Ainsi, si le calendrier solaire (julien puis grégorien ) s’est imposé dans la quasi-totalité du monde (sauf dans les pays de culture/religion musulmane qui prônent le calendrier lunaire, avec toutes ses sujétions « techniques » qu’il engendre), il n’en a pas été toujours ainsi et de nombreuses méthodes ont coexisté dans les sociétés : calendrier lunaire (monde musulman, monde hindou…), calendrier luni-solaire (Babylone en Mésopotamie ancienne, Chine impériale, religion juive, monde romain avant Jule César…), calendrier solaire (monde romain de notre ère, Europe, Chine moderne..). Certaines civilisations ont même adopté d’autres modèles et repères pour « compter leur temps » : le monde américain précolombien (les aztèques particulièrement) utilisait la course de Vénus (pour information cinq années vénusiennes équivalent à huit années solaires… !), les inuits, quant à eux, pratiquaient (et pratiquent encore pour certains) un calendrier de six à huit saisons, car la proximité du pôle nord empêche une utilisation correcte de la course du soleil ou de la lune…

Le temps linéaire :

Mais cette vision cyclique du Temps a été très souvent contredite par une autre approche : le temps linéaire. On en voit les marques dans la culture juive et son calendrier qui dispose d’une origine, et s’écoule désormais « à l’infini » : cette origine est fixée à la « Création du Monde », l’année 1 du calendrier hébraïque (correspondant à l’année 3761 avant notre ère dite chrétienne).

Pour les Grecs, si la logique du Temps Cyclique du Monde est permanente, elle cohabite avec un Temps Humain, qui lui, est vu comme linéaire : la vie humaine. On dispose donc bien d’un début et d’une fin de chaque être humain, avec un « déroulé» de la vie individuelle entre ces deux bornes. Cette course est éphémère et, de surcroît, fragile : un rien peut rompre le « fil » de cette vie, et, un jour, un évènement peut -et suffit à- l’arrêter ou la réorienter pour l’individu, pour le meilleur ou pour le pire. Cette « tâche » est dévolue aux trois Moires antiques (devenues les trois Parques chez les Romains) qui sous le regard de Zeus, filent le cours de la vie de chaque humain sur Terre. Chacune de ces trois Moires, respectivement, filant, tissant, et, « le moment venu » coupant le fil de la vie …
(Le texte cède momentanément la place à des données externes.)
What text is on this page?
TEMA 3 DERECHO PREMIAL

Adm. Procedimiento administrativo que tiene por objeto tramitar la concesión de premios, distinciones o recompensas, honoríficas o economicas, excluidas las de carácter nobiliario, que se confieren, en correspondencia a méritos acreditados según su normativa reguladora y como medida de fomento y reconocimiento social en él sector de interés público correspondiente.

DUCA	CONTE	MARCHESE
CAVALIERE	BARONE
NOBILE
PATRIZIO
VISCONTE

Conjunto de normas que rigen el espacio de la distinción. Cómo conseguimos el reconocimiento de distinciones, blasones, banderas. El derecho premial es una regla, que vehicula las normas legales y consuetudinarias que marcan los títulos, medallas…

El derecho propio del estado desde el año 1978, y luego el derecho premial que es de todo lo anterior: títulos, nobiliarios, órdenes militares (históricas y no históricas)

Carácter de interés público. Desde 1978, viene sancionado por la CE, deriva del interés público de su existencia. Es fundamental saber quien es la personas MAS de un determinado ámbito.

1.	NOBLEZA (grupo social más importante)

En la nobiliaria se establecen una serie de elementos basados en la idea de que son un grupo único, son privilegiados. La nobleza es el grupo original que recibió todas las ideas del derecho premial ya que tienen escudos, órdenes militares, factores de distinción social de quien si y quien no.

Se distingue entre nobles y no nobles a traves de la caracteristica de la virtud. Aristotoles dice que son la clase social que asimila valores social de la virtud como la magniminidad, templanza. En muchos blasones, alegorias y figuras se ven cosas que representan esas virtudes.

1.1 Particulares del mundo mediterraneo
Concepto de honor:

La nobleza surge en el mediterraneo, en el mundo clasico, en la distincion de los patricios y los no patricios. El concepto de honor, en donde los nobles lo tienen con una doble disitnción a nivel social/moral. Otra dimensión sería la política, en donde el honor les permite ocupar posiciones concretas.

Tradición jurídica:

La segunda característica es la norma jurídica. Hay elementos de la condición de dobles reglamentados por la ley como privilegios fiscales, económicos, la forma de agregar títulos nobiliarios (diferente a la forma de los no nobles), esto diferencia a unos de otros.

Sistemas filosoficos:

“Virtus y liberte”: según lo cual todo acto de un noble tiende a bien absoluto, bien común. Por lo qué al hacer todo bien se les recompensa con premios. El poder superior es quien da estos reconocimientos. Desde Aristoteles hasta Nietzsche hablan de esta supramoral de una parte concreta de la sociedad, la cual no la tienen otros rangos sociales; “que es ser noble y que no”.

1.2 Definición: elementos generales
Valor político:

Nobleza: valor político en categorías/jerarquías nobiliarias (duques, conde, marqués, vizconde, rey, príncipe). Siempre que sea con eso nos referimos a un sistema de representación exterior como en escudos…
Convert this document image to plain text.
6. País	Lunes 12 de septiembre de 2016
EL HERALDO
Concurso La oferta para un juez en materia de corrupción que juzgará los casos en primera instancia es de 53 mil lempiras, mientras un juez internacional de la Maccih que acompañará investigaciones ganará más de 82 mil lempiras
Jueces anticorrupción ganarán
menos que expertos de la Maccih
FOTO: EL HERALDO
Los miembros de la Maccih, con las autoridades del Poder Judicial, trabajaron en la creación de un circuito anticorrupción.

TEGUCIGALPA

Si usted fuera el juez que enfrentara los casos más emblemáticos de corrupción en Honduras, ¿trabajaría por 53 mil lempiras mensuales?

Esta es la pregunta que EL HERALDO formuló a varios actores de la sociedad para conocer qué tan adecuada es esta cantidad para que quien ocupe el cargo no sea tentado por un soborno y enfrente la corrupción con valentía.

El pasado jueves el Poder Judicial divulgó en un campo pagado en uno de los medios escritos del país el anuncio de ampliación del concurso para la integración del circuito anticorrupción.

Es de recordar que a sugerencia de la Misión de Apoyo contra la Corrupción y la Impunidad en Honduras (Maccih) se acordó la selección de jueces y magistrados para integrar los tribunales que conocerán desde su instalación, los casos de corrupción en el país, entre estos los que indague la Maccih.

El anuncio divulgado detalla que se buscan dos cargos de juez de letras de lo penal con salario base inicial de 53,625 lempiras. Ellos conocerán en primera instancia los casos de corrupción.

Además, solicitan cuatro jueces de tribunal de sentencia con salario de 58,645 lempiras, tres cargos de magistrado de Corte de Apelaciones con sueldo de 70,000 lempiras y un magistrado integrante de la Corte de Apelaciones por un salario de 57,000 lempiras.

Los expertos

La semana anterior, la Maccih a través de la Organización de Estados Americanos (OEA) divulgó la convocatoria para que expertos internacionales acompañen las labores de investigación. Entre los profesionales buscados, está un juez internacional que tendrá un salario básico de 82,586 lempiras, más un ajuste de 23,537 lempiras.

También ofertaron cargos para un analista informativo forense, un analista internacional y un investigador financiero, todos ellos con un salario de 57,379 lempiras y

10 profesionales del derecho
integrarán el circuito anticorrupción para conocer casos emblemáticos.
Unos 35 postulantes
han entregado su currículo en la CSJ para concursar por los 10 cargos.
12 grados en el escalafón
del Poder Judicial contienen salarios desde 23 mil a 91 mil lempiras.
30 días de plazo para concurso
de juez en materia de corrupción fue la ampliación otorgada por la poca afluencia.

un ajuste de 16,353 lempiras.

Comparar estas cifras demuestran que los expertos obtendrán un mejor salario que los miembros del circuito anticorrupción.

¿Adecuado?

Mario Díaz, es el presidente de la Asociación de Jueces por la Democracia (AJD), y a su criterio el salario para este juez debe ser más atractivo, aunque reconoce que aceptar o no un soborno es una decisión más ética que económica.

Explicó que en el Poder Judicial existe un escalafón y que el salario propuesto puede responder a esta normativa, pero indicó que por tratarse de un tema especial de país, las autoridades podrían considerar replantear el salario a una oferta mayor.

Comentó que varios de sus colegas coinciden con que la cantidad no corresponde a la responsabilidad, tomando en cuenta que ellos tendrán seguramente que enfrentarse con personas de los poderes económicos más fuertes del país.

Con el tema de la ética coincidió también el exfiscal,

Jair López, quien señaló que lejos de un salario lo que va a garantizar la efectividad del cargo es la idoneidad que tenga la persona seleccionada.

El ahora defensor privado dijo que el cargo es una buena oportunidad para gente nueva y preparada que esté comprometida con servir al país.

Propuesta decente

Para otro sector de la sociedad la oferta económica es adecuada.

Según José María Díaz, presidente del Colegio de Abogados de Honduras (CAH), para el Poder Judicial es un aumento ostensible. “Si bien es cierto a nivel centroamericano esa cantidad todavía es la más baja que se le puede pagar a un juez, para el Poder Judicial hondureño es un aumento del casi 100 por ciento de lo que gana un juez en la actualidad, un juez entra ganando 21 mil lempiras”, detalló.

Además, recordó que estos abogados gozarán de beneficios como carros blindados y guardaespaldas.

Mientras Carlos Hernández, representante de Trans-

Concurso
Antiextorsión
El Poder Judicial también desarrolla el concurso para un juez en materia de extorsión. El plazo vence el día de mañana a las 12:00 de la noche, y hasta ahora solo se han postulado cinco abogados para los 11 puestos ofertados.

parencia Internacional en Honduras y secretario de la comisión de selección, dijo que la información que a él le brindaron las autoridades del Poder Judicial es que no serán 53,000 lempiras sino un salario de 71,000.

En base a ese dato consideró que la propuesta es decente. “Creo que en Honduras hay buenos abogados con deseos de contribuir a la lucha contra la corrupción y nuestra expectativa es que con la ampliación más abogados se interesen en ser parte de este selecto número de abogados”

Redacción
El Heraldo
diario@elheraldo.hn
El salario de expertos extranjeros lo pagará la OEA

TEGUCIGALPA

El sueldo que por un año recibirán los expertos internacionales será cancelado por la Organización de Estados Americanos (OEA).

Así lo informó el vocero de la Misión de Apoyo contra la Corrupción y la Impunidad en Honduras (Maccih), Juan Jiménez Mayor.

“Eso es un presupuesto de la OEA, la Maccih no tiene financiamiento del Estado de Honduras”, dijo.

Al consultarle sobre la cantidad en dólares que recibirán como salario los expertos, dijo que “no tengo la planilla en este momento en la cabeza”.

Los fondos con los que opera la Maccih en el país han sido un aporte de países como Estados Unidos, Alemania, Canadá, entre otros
Mais l’immixtion du Christianisme dans le Monde occidental a créé une rupture fondamentale dans l’appréhension du temps, en rupture avec les pratiques cycliques des Mondes « traditionnels ». Le temps du quotidien et des saisons, est, dans ce référentiel sacré, pris entre deux « bornes » que sont deux événements fondamentaux : l’Incarnation (qui ouvre le temps d’une ère nouvelle) et le Jugement Dernier, couplé à l’Apocalypse. Le présent, coincé entre ces deux limites, n’a, dès lors, plus d’importance, puisque tout n’est pas encore achevé et tout est déjà accompli ainsi que l’exprime François Hartog (2). Celui-ci précise que nous sommes, selon Saint Augustin, dans l’âge de la vieillesse du Monde (« le temps de la fin », le « Kairos » Grec). La fin du temps, quand celle-ci adviendra (Krisis) lors de l’Apocalypse, (mais nul ne peut connaître cette date, car de la seule volonté divine, elle-même impénétrable), mettra un terme à toute chose terrestre. L’homme est tenu donc, dans ce schéma chrétien, d’apprendre à vivre dans cette attente de Fin du Monde et dans le quotidien séculaire : « la Cité des Hommes ». Il vit non pas pour un « temps futur » (impossible après la fin, mais ouvrant droit à la « Cité de Dieu » : éternelle) mais dans un « temps présent », éclairé par le « temps passé » (ceci explique notamment le développement de l’Exégèse au Moyen Âge pour « lire le passé » au travers des textes pour « donner du sens au présent »).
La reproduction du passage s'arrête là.